We take your personal internet banking security and privacy very seriously. Protecting yourself and your money takes a bit of know-how and the right software.

Avoid online fraud

If it's too good to be true, it probably is. When it comes to protecting yourself and your money on the internet be wary of ridiculous deals. Criminals may contact you by email, through websites you use, via sms or even by phone.
If an attachments looks suspicious don't open them. Don't install software unless it comes from a website you trust (like this one). If you suspect that there is a problem with your personal internet banking, you can always talk to us first.

Don’t be a money mule

A money mule is a person who transfers stolen money or merchandise from one country to another, either in person, through a courier service, or electronically. It is an on-line scams that prey on victims who are unaware that the money they are transferring is stolen and the stolen money is transferred from the victim's country to the scam operator's country.

Money mules are commonly recruited with job advertisements for "payment processing agents," "money transfer agents," "local processors," and other similar titles. Candidates are asked to accept payments and to remit most of the funds to a third party — a job which can be done from one's own home.

Online money mule scams typically exist as a result of other types of online fraud, such as phishing scams, malware scams or scams that operate around auction sites like ebay. This process obscures the scammer's true identity and location from the initial victim.

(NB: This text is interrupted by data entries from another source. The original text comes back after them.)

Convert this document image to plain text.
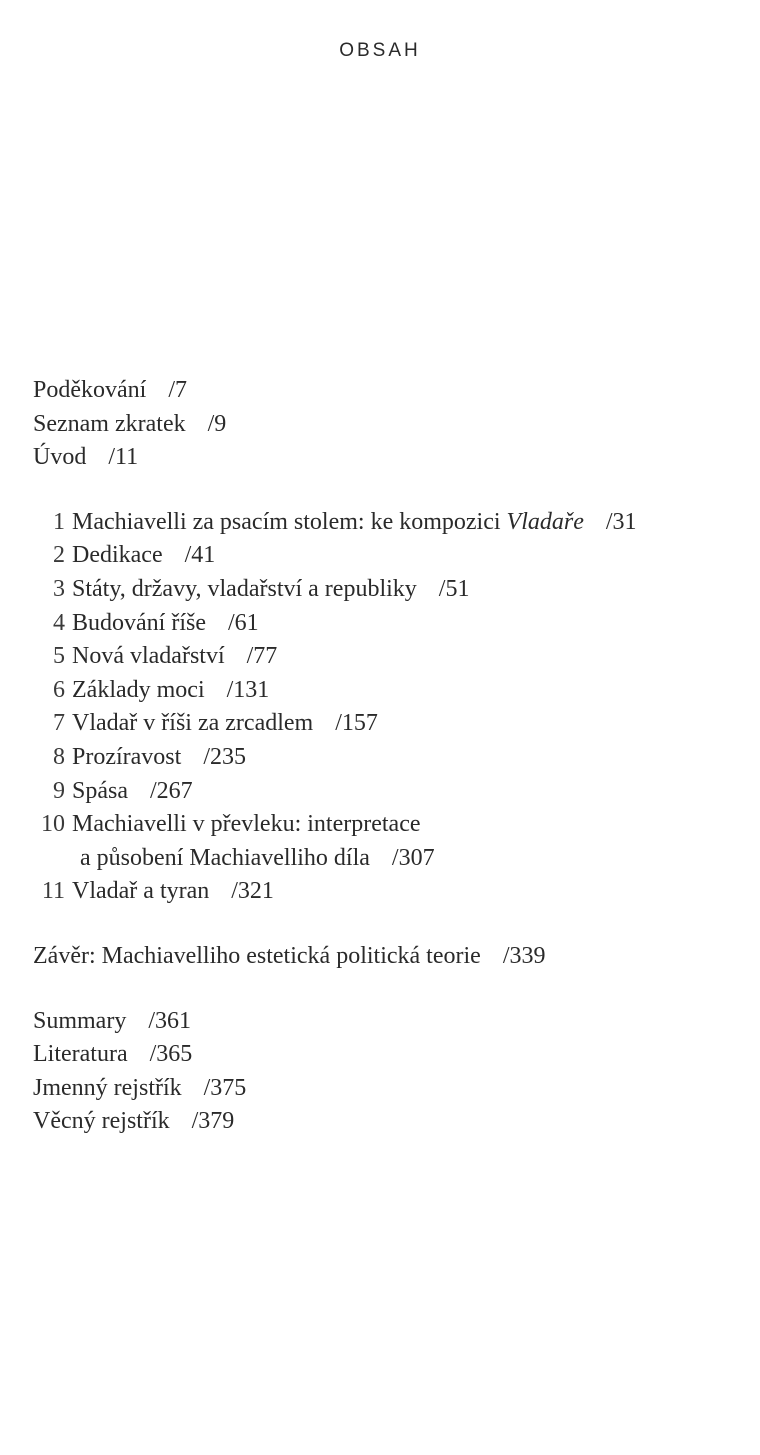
OBSAH
Poděkování /7
Seznam zkratek /9
Úvod /11
1 Machiavelli za psacím stolem: ke kompozici Vladaře /31
2 Dedikace /41
3 Státy, državy, vladařství a republiky /51
4 Budování říše /61
5 Nová vladařství /77
6 Základy moci /131
7 Vladař v říši za zrcadlem /157
8 Prozíravost /235
9 Spása /267
10 Machiavelli v převleku: interpretace
a působení Machiavelliho díla /307
11 Vladař a tyran /321
Závěr: Machiavelliho estetická politická teorie /339
Summary /361
Literatura /365
Jmenný rejstřík /375
Věcný rejstřík /379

Never provide your details on these website nor lay trust in such offers.

Protect your mobile phone

Your phone may hold lots of personal data you may even use it for internet banking and online shopping so you should think about:

  • Setting and using a security PIN code
  • Adjusting the phone settings so that it locks automatically if you don't use it for five or ten minutes
  • Not storing passwords or other sensitive information on your phone in a way that can be understood by someone else
  • Not storing your home phone number and address under 'home' in the contact list
  • Be wary of voicemail and text message scams

If you lose your phone report it to your mobile phone provider immediately. Make a note of your phone's IMEI number (dial *#06# to get it). This could make it easier for your phone company to disable a stolen phone.